I just finished listening to John Darnielle read his book, Universal Harvester, on CD. I am left asking myself, “What just happened?” I liked it. I think I would like to re-read it, this time in print.
The book is about a young man named Jeremy Heldt who works at Video Hut in Nevada, Iowa in the mid-nineties. He is a down-to-earth guy, having lost his mother to a car accident six years prior. As a relatively responsible twentysomething adult, he isn’t sure what to do when he discovers that some videos have been returned with strange footage spliced into them. It is unclear to him whether the scenes are a goof, or if someone is getting hurt and sending out a cry for help. Also, his boss at the video store may or may not have become personally entangled in whatever it is.

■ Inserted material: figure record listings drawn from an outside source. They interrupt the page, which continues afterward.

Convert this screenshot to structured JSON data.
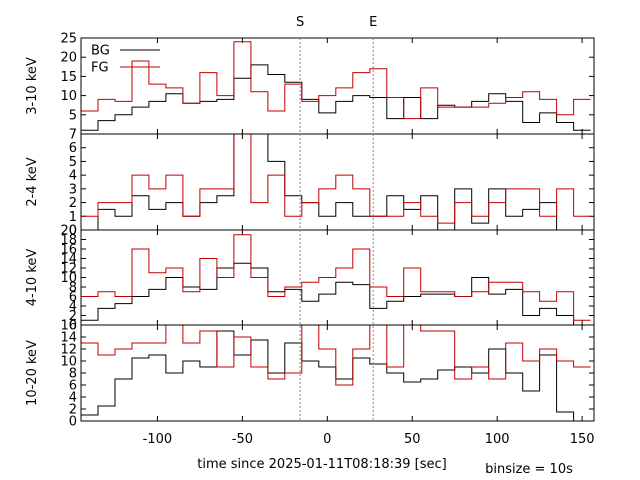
{
  "chart_data": {
    "type": "line",
    "style": "step",
    "xlabel": "time since 2025-01-11T08:18:39 [sec]",
    "binsize_label": "binsize = 10s",
    "xlim": [
      -145,
      157
    ],
    "xticks": [
      -100,
      -50,
      0,
      50,
      100,
      150
    ],
    "xtick_labels": [
      "-100",
      "-50",
      "0",
      "50",
      "100",
      "150"
    ],
    "markers": [
      {
        "label": "S",
        "x": -16
      },
      {
        "label": "E",
        "x": 27
      }
    ],
    "colors": {
      "BG": "#000000",
      "FG": "#c00000"
    },
    "legend": {
      "position": "top-left",
      "entries": [
        "BG",
        "FG"
      ]
    },
    "bin_edges": [
      -145,
      -135,
      -125,
      -115,
      -105,
      -95,
      -85,
      -75,
      -65,
      -55,
      -45,
      -35,
      -25,
      -15,
      -5,
      5,
      15,
      25,
      35,
      45,
      55,
      65,
      75,
      85,
      95,
      105,
      115,
      125,
      135,
      145,
      155
    ],
    "panels": [
      {
        "ylabel": "3-10 keV",
        "ylim": [
          0,
          25
        ],
        "yticks": [
          0,
          5,
          10,
          15,
          20,
          25
        ],
        "ytick_labels": [
          "",
          "5",
          "10",
          "15",
          "20",
          "25"
        ],
        "series": [
          {
            "name": "BG",
            "values": [
              1,
              3.5,
              5,
              7,
              8.5,
              10.5,
              8,
              8.5,
              9,
              14.5,
              18,
              15.5,
              13.5,
              9,
              5.5,
              8.5,
              10,
              9.5,
              4,
              9.5,
              4,
              7.5,
              7,
              8.5,
              10.5,
              8.5,
              3,
              5.5,
              3,
              1
            ]
          },
          {
            "name": "FG",
            "values": [
              6,
              9,
              8.5,
              19,
              13,
              12,
              8,
              16,
              10,
              24,
              11,
              6,
              13,
              8.5,
              10,
              12,
              16,
              17,
              9.5,
              4,
              12,
              7,
              7,
              7,
              8,
              9.5,
              11,
              9,
              5,
              9
            ]
          }
        ]
      },
      {
        "ylabel": "2-4 keV",
        "ylim": [
          0,
          7
        ],
        "yticks": [
          0,
          1,
          2,
          3,
          4,
          5,
          6,
          7
        ],
        "ytick_labels": [
          "0",
          "1",
          "2",
          "3",
          "4",
          "5",
          "6",
          "7"
        ],
        "series": [
          {
            "name": "BG",
            "values": [
              0,
              1.5,
              1,
              2.5,
              1.5,
              2,
              1,
              2,
              2.5,
              7,
              7,
              5,
              2.5,
              2,
              1,
              2,
              1,
              1,
              2.5,
              1.5,
              2.5,
              0,
              3,
              0.5,
              3,
              1,
              1.5,
              2,
              0,
              0
            ]
          },
          {
            "name": "FG",
            "values": [
              1,
              2,
              2,
              4,
              3,
              4,
              1,
              3,
              3,
              7,
              2,
              4,
              1,
              2,
              3,
              4,
              3,
              1,
              1,
              2,
              1,
              0.5,
              2,
              1,
              2,
              3,
              3,
              1,
              3,
              1
            ]
          }
        ]
      },
      {
        "ylabel": "4-10 keV",
        "ylim": [
          0,
          20
        ],
        "yticks": [
          0,
          2,
          4,
          6,
          8,
          10,
          12,
          14,
          16,
          18,
          20
        ],
        "ytick_labels": [
          "0",
          "2",
          "4",
          "6",
          "8",
          "10",
          "12",
          "14",
          "16",
          "18",
          "20"
        ],
        "series": [
          {
            "name": "BG",
            "values": [
              1,
              3.5,
              4.5,
              6,
              7.5,
              10,
              8,
              7.5,
              12,
              13,
              12,
              7,
              7.5,
              5,
              6.5,
              9,
              8.5,
              3.5,
              5,
              6,
              6.5,
              6.5,
              6,
              10,
              6.5,
              7.5,
              2,
              3.5,
              2,
              0
            ]
          },
          {
            "name": "FG",
            "values": [
              6,
              7,
              6,
              16,
              11,
              12,
              7,
              14,
              10,
              19,
              10,
              6,
              8,
              9,
              10,
              12,
              16,
              8,
              6,
              12,
              7,
              7,
              6,
              7,
              9,
              9,
              7,
              5,
              7,
              1
            ]
          }
        ]
      },
      {
        "ylabel": "10-20 keV",
        "ylim": [
          0,
          16
        ],
        "yticks": [
          0,
          2,
          4,
          6,
          8,
          10,
          12,
          14,
          16
        ],
        "ytick_labels": [
          "0",
          "2",
          "4",
          "6",
          "8",
          "10",
          "12",
          "14",
          "16"
        ],
        "series": [
          {
            "name": "BG",
            "values": [
              1,
              2.5,
              7,
              10.5,
              11,
              8,
              10,
              9,
              15,
              11,
              13.5,
              8,
              13,
              10,
              9,
              7,
              10.5,
              9.5,
              8,
              6.5,
              7,
              8.5,
              9,
              8,
              12,
              8,
              5,
              11,
              1.5,
              0
            ]
          },
          {
            "name": "FG",
            "values": [
              13,
              11,
              12,
              13,
              13,
              16,
              13,
              15,
              9,
              14,
              9,
              7,
              8,
              17,
              12,
              6,
              12,
              18,
              9,
              17,
              15,
              15,
              7,
              9,
              7,
              13,
              10,
              12,
              10,
              9
            ]
          }
        ]
      }
    ]
  }
}
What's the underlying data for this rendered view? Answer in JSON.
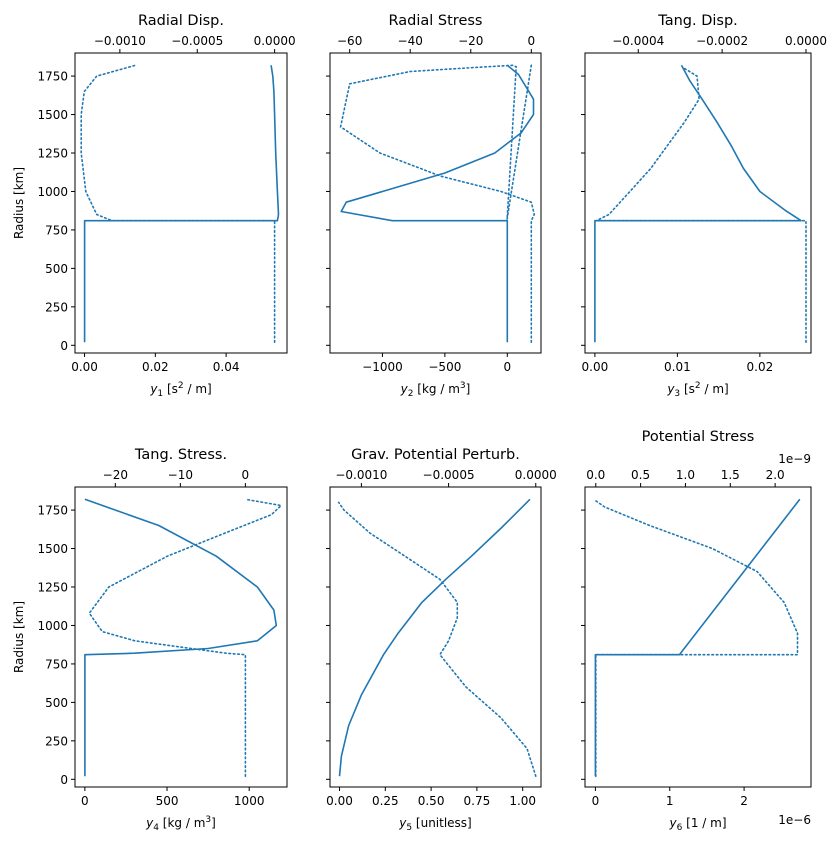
{
  "figure": {
    "background": "#ffffff",
    "line_color": "#1f77b4",
    "line_styles": {
      "solid": "bottom axis",
      "dotted": "top axis"
    }
  },
  "chart_data": [
    {
      "type": "line",
      "title": "Radial Disp.",
      "xlabel": "y1 [s2 / m]",
      "xlabel_main": "y",
      "xlabel_sub": "1",
      "xlabel_rest": " [s",
      "xlabel_sup": "2",
      "xlabel_end": " / m]",
      "ylabel": "Radius [km]",
      "ylim": [
        -50,
        1900
      ],
      "yticks": [
        0,
        250,
        500,
        750,
        1000,
        1250,
        1500,
        1750
      ],
      "show_ytick_labels": true,
      "xlim": [
        -0.0027,
        0.0572
      ],
      "xticks": [
        0.0,
        0.02,
        0.04
      ],
      "xticklabels": [
        "0.00",
        "0.02",
        "0.04"
      ],
      "top_xlim": [
        -0.00129,
        8e-05
      ],
      "top_xticks": [
        -0.001,
        -0.0005,
        0.0
      ],
      "top_xticklabels": [
        "−0.0010",
        "−0.0005",
        "0.0000"
      ],
      "series": [
        {
          "style": "solid",
          "axis": "bottom",
          "x": [
            0,
            0,
            0.0545,
            0.0548,
            0.0545,
            0.054,
            0.0537,
            0.0535,
            0.0532,
            0.0527
          ],
          "y": [
            20,
            810,
            810,
            850,
            1000,
            1250,
            1500,
            1650,
            1750,
            1820
          ]
        },
        {
          "style": "dotted",
          "axis": "top",
          "x": [
            0.0,
            0.0,
            -0.00105,
            -0.00115,
            -0.00122,
            -0.00125,
            -0.00125,
            -0.00123,
            -0.00115,
            -0.0009
          ],
          "y": [
            20,
            810,
            810,
            850,
            1000,
            1250,
            1500,
            1650,
            1750,
            1820
          ]
        }
      ]
    },
    {
      "type": "line",
      "title": "Radial Stress",
      "xlabel": "y2 [kg / m3]",
      "xlabel_main": "y",
      "xlabel_sub": "2",
      "xlabel_rest": " [kg / m",
      "xlabel_sup": "3",
      "xlabel_end": "]",
      "ylabel": "",
      "ylim": [
        -50,
        1900
      ],
      "yticks": [
        0,
        250,
        500,
        750,
        1000,
        1250,
        1500,
        1750
      ],
      "show_ytick_labels": false,
      "xlim": [
        -1420,
        270
      ],
      "xticks": [
        -1000,
        -500,
        0
      ],
      "xticklabels": [
        "−1000",
        "−500",
        "0"
      ],
      "top_xlim": [
        -66.5,
        3.2
      ],
      "top_xticks": [
        -60,
        -40,
        -20,
        0
      ],
      "top_xticklabels": [
        "−60",
        "−40",
        "−20",
        "0"
      ],
      "series": [
        {
          "style": "solid",
          "axis": "bottom",
          "x": [
            0,
            0,
            -920,
            -1330,
            -1290,
            -1000,
            -500,
            -100,
            110,
            210,
            210,
            90,
            0
          ],
          "y": [
            20,
            810,
            810,
            870,
            930,
            1000,
            1120,
            1250,
            1380,
            1500,
            1600,
            1760,
            1820
          ]
        },
        {
          "style": "dotted",
          "axis": "top",
          "x": [
            0,
            0,
            1.0,
            0,
            -10,
            -30,
            -50,
            -63,
            -60,
            -40,
            -15,
            -6,
            -5,
            -8,
            0
          ],
          "y": [
            20,
            810,
            850,
            930,
            1000,
            1100,
            1250,
            1420,
            1700,
            1780,
            1810,
            1820,
            1810,
            820,
            1820
          ]
        }
      ]
    },
    {
      "type": "line",
      "title": "Tang. Disp.",
      "xlabel": "y3 [s2 / m]",
      "xlabel_main": "y",
      "xlabel_sub": "3",
      "xlabel_rest": " [s",
      "xlabel_sup": "2",
      "xlabel_end": " / m]",
      "ylabel": "",
      "ylim": [
        -50,
        1900
      ],
      "yticks": [
        0,
        250,
        500,
        750,
        1000,
        1250,
        1500,
        1750
      ],
      "show_ytick_labels": false,
      "xlim": [
        -0.0012,
        0.0262
      ],
      "xticks": [
        0.0,
        0.01,
        0.02
      ],
      "xticklabels": [
        "0.00",
        "0.01",
        "0.02"
      ],
      "top_xlim": [
        -0.000527,
        1.19e-05
      ],
      "top_xticks": [
        -0.0004,
        -0.0002,
        0.0
      ],
      "top_xticklabels": [
        "−0.0004",
        "−0.0002",
        "0.0000"
      ],
      "series": [
        {
          "style": "solid",
          "axis": "bottom",
          "x": [
            0,
            0,
            0.025,
            0.023,
            0.02,
            0.018,
            0.0165,
            0.0148,
            0.013,
            0.0115,
            0.0105
          ],
          "y": [
            20,
            810,
            810,
            880,
            1000,
            1150,
            1300,
            1450,
            1600,
            1720,
            1820
          ]
        },
        {
          "style": "dotted",
          "axis": "top",
          "x": [
            0.0,
            0.0,
            -0.0005,
            -0.00047,
            -0.00042,
            -0.00037,
            -0.00033,
            -0.00029,
            -0.000255,
            -0.00026,
            -0.00029
          ],
          "y": [
            20,
            810,
            810,
            850,
            1000,
            1150,
            1300,
            1450,
            1600,
            1750,
            1800
          ]
        }
      ]
    },
    {
      "type": "line",
      "title": "Tang. Stress.",
      "xlabel": "y4 [kg / m3]",
      "xlabel_main": "y",
      "xlabel_sub": "4",
      "xlabel_rest": " [kg / m",
      "xlabel_sup": "3",
      "xlabel_end": "]",
      "ylabel": "Radius [km]",
      "ylim": [
        -50,
        1900
      ],
      "yticks": [
        0,
        250,
        500,
        750,
        1000,
        1250,
        1500,
        1750
      ],
      "show_ytick_labels": true,
      "xlim": [
        -60,
        1230
      ],
      "xticks": [
        0,
        500,
        1000
      ],
      "xticklabels": [
        "0",
        "500",
        "1000"
      ],
      "top_xlim": [
        -26.2,
        6.4
      ],
      "top_xticks": [
        -20,
        -10,
        0
      ],
      "top_xticklabels": [
        "−20",
        "−10",
        "0"
      ],
      "series": [
        {
          "style": "solid",
          "axis": "bottom",
          "x": [
            0,
            0,
            300,
            750,
            1050,
            1165,
            1150,
            1050,
            800,
            450,
            0
          ],
          "y": [
            20,
            810,
            820,
            850,
            900,
            1000,
            1100,
            1250,
            1450,
            1650,
            1820
          ]
        },
        {
          "style": "dotted",
          "axis": "top",
          "x": [
            0,
            0,
            -3,
            -10,
            -17,
            -22,
            -24,
            -21,
            -12,
            -2,
            4,
            5.5,
            0
          ],
          "y": [
            20,
            810,
            820,
            860,
            900,
            960,
            1080,
            1250,
            1450,
            1620,
            1720,
            1780,
            1820
          ]
        }
      ]
    },
    {
      "type": "line",
      "title": "Grav. Potential Perturb.",
      "xlabel": "y5 [unitless]",
      "xlabel_main": "y",
      "xlabel_sub": "5",
      "xlabel_rest": " [unitless]",
      "xlabel_sup": "",
      "xlabel_end": "",
      "ylabel": "",
      "ylim": [
        -50,
        1900
      ],
      "yticks": [
        0,
        250,
        500,
        750,
        1000,
        1250,
        1500,
        1750
      ],
      "show_ytick_labels": false,
      "xlim": [
        -0.052,
        1.1
      ],
      "xticks": [
        0.0,
        0.25,
        0.5,
        0.75,
        1.0
      ],
      "xticklabels": [
        "0.00",
        "0.25",
        "0.50",
        "0.75",
        "1.00"
      ],
      "top_xlim": [
        -0.00118,
        3e-05
      ],
      "top_xticks": [
        -0.001,
        -0.0005,
        0.0
      ],
      "top_xticklabels": [
        "−0.0010",
        "−0.0005",
        "0.0000"
      ],
      "series": [
        {
          "style": "solid",
          "axis": "bottom",
          "x": [
            0.0,
            0.01,
            0.05,
            0.12,
            0.24,
            0.32,
            0.45,
            0.58,
            0.72,
            0.88,
            1.04
          ],
          "y": [
            20,
            150,
            350,
            550,
            810,
            950,
            1150,
            1300,
            1450,
            1630,
            1820
          ]
        },
        {
          "style": "dotted",
          "axis": "top",
          "x": [
            0.0,
            -5e-05,
            -0.0002,
            -0.0004,
            -0.00055,
            -0.0005,
            -0.00045,
            -0.00045,
            -0.00055,
            -0.00075,
            -0.00095,
            -0.0011,
            -0.00113
          ],
          "y": [
            20,
            200,
            400,
            600,
            810,
            900,
            1050,
            1150,
            1300,
            1450,
            1600,
            1750,
            1800
          ]
        }
      ]
    },
    {
      "type": "line",
      "title": "Potential Stress",
      "xlabel": "y6 [1 / m]",
      "xlabel_main": "y",
      "xlabel_sub": "6",
      "xlabel_rest": " [1 / m]",
      "xlabel_sup": "",
      "xlabel_end": "",
      "ylabel": "",
      "ylim": [
        -50,
        1900
      ],
      "yticks": [
        0,
        250,
        500,
        750,
        1000,
        1250,
        1500,
        1750
      ],
      "show_ytick_labels": false,
      "xlim": [
        -1.4e-07,
        2.9e-06
      ],
      "xticks": [
        0,
        1e-06,
        2e-06
      ],
      "xticklabels": [
        "0",
        "1",
        "2"
      ],
      "bottom_offset": "1e−6",
      "top_xlim": [
        -1.2e-10,
        2.4e-09
      ],
      "top_xticks": [
        0,
        5e-10,
        1e-09,
        1.5e-09,
        2e-09
      ],
      "top_xticklabels": [
        "0.0",
        "0.5",
        "1.0",
        "1.5",
        "2.0"
      ],
      "top_offset": "1e−9",
      "series": [
        {
          "style": "solid",
          "axis": "bottom",
          "x": [
            0,
            0,
            1.13e-06,
            2.75e-06
          ],
          "y": [
            20,
            810,
            810,
            1820
          ]
        },
        {
          "style": "dotted",
          "axis": "top",
          "x": [
            0,
            0,
            2.25e-09,
            2.25e-09,
            2.1e-09,
            1.8e-09,
            1.3e-09,
            6e-10,
            1e-10,
            0.0
          ],
          "y": [
            20,
            810,
            810,
            950,
            1150,
            1350,
            1500,
            1650,
            1770,
            1810
          ]
        }
      ]
    }
  ]
}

I was first drawn to listen to this book because I read in a Booklist review that it is set in small-town Iowa. Not knowing anything about author John Darnielle, I thought, “I want to find out how he portrays an Iowan. I want to hear if he’s going to butcher the way we talk.” I was admittedly skeptical that I wouldn’t find his portrayal of an Iowan to be silly, maybe a little bit insulting. Often it seems to me that nonnatives perceive us all to be rubes. Sometimes actors portray our manner of speaking in a way that more resembles a southern drawl than the intonation of an actual Iowan. I was pleased to find Darnielle’s main character sounding like some Iowans I know, albeit the ones who have also spent time living out west. This made more sense to me once I looked up a little more about Darnielle online and learned that he grew up in southern California and lived in Portland, Oregon briefly after high school. He did live in some of the Iowa towns where the events in Universal Harvester take place, though it is unclear when and how long.
My opinions of the writer/reader’s dialect aside, this book is a hard one to categorize. Some libraries in our system have classified it as fiction; others put it in the horror section. I am not usually a reader of horror books, and when I realized it was considered that, I thought “Uh oh. What am I getting myself into?” As I got further into the book, I kept bracing myself for something gory or horrifically disturbing. When I think horror, I think gore. However, there isn’t anything terribly gory in this book.

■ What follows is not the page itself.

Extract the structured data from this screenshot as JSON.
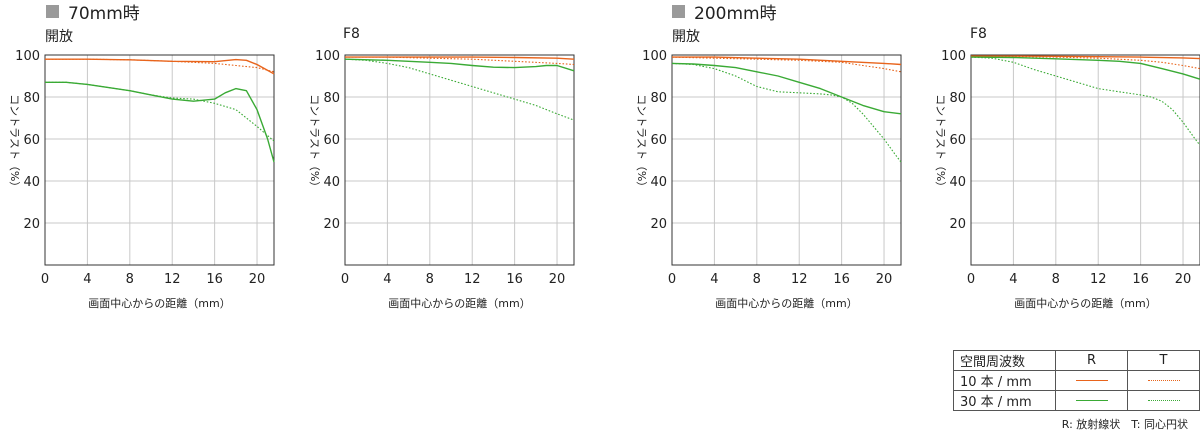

It turns out I was just as mistaken as the folks who think Iowans speak with a drawl. I came across this great article from The Horror Writers Association and learned that horror can take as many forms as the people who read it. After all, not everyone is horrified by the same things. I happen to find gore horrifying, some people are just as horrified by the unknown. Death is perhaps the biggest of the unknowns, but there are also a myriad of other unknowns throughout life.
There are many unknowns in Universal Harvester. If you like a plot that gets neatly tied up at the end, this book is not for you. However, if you appreciate great writing and a story well-told that makes you think and ask questions, then you should check this book out. It would be a great book club selection, because there is plenty here to explore and discuss. (In fact, if you know me, please read this book so we can talk about the details together! I’m still not sure what just happened.)
Next, I am going to check out some Mountain Goats CDs. The author of this book is in a band called the Mountain Goats, and he has been hailed as one of the best living lyricists. Judging by his novel writing ability, I’d say that’s likely a fair assessment. Happy reading and/or listening!